Ira Glass on Creativiity

3 Mar

Creativity can be such an intimidating word. I’ve seen grown women cover their ears and run screaming from the room at the prospect of participating in a creativity activity. That is one reason I enjoyed Ira Glass’s description of creativity and story telling. Check it out here- http://vimeo.com/24715531#

The Art of Being Still- A Writers Way

3 Dec

For all of us aspiring writers, Silas House offered good advice in his column in this week’s Sunday New York Times. “Many writers I know talk about writing more than they actually write.” These aspirants read books about writing, attend conferences, talk about writers block, but spend too little time alone putting words to pages and computer screens. He opines..”The problem is, too many writers today are afraid to be still.” He’s not necessarily talking about the kind of stillness where you are locked in a room alone with your laptop. People are too busy being Moms, spouses, daughters, and employees. We are always in motion. But that motion does not preclude pursuing our dreams of authorship. The kind of stillness to which Silas refers is a stillness in our heads, keeping our mind’s eye still as we observe the world around us, which feeds and fuels our inspirations.

Silas argues writers, (like every other woman I know), “must become multitaskers who can be still in our heads while also driving, waiting to be called “next” at the D.M.V., while grocery shopping or walking the dogs. We are people who are forever moving, who do not have enough hours in the day, but we must remain writers. This kind of stillness translates to maintaining our focus on the essay or short story at hand even in the midst of caring for children or care-taking for aging parents. It is pausing to notice the details around us.

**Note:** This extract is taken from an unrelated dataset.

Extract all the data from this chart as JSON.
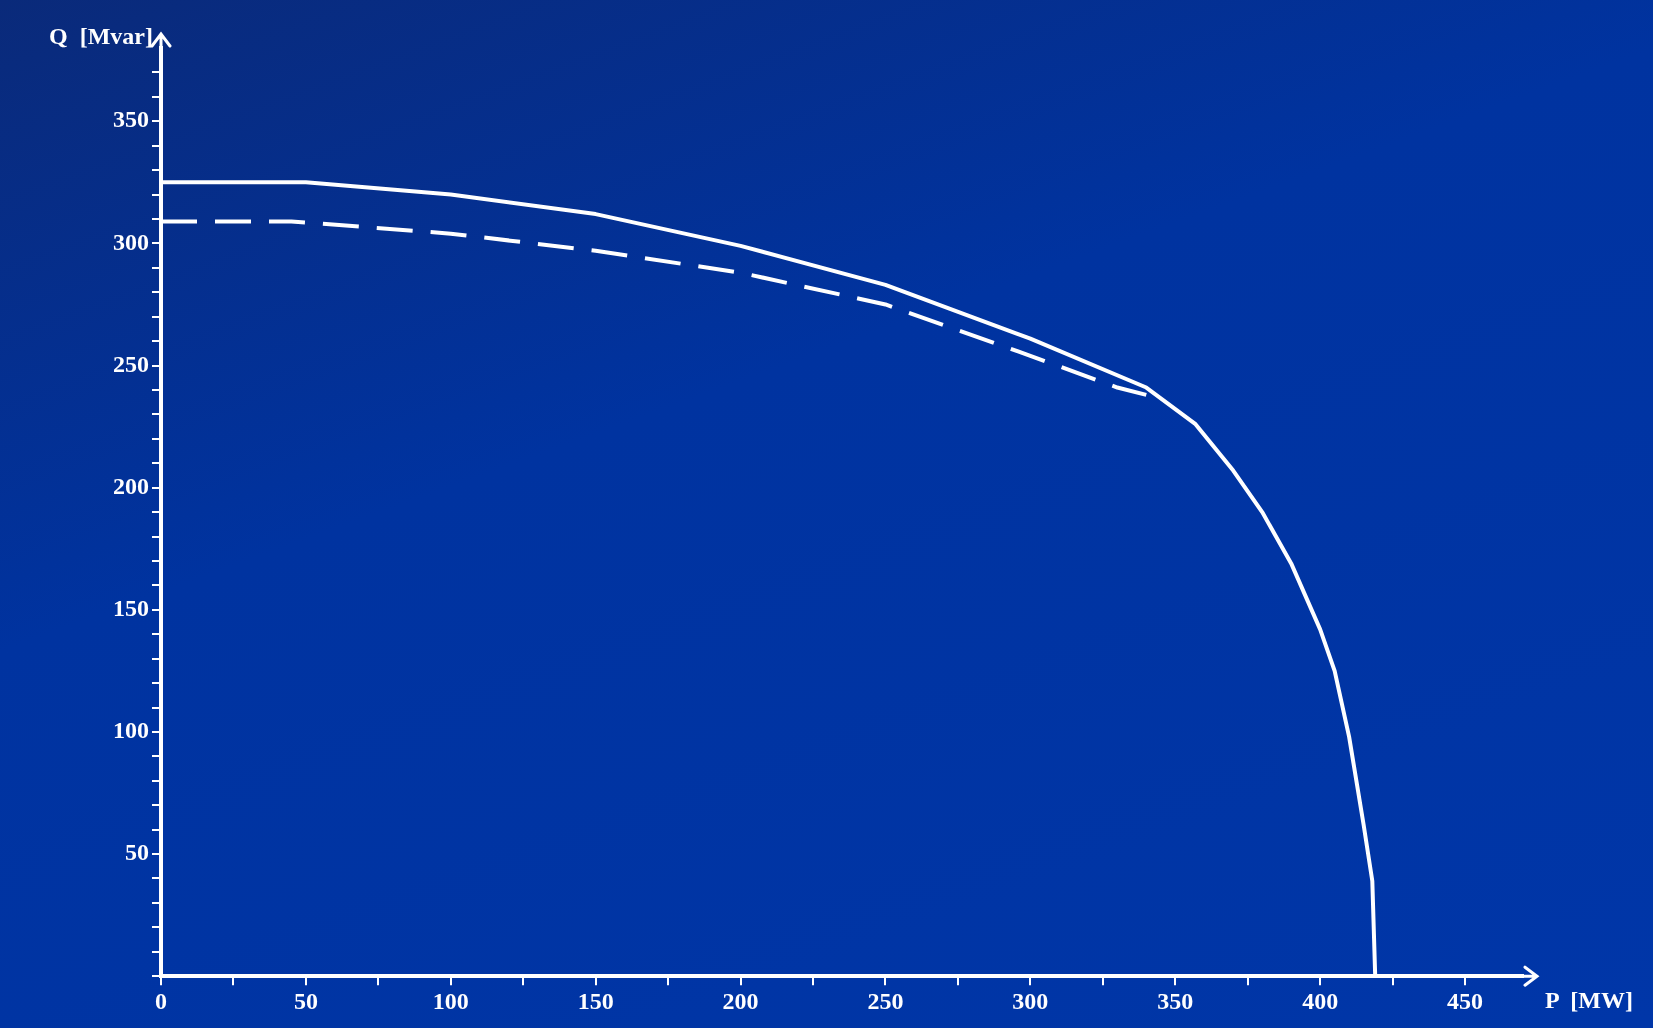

This article embodies the Be Brave. Lose the Beige philosophy of transforming those mundane, every day tasks into creative opportunities. “Life stuff” will always pop up and try its best to postpone or interfere with our dreams. Why not use all this life stuff instead to fulfill our dreams.

Lady Boomers are “Om for the Holidays”

8 Jan

I was afforded the distinct pleasure of helping facilitate an “Om for the Holidays” mini-retreat in December with a group of fabulous Lady Boomers.  Aside from the great conversational exchanges and chocolate communion (yes, that’s right, Chocolate Communion…who says communion always has to include wafers and wine?), we engaged in a journaling exercise in which we envisioned what our ideal holiday season would look like.  A couple of the women agreed to share their visions in this blog.

Linda Solash Reed wrote…

family – whose? choose?

Time travel -unravel-pound the


Warm -cold air- snuggling

blankets, furry friends

Food lots of food, comfort

gravy smooth crowded table

all ages all friends all strangers

Ecstasy -chanting uplifting

rising rising rising

The core, What is the core?

Quantum strings carry the

Universe’s beat vibrating

over and over forever and

ever long as it ever was it is.

Donna Borko wrote….

A “Lounging at the Beach Holiday”


I awaken to the sound of seagulls calling and the surf lapping the sand. I

share a quiet breakfast with my sister or a friend on the patio. Then curl

up on a beach chair to read a good book, followed by a scrumptious lunch and

a stroll along the beach. We let the waves splash cool water over our feet

and even sit in the water to allow the salty sea to soothe our body and

spirit. Later as the sun sets and kisses the horizon with its warm and

glowing rays of departing light, we know that we have been touched by the

love of God, nature, and the love of family and friends. We have quietly

shared together the joys of our peaceful day together.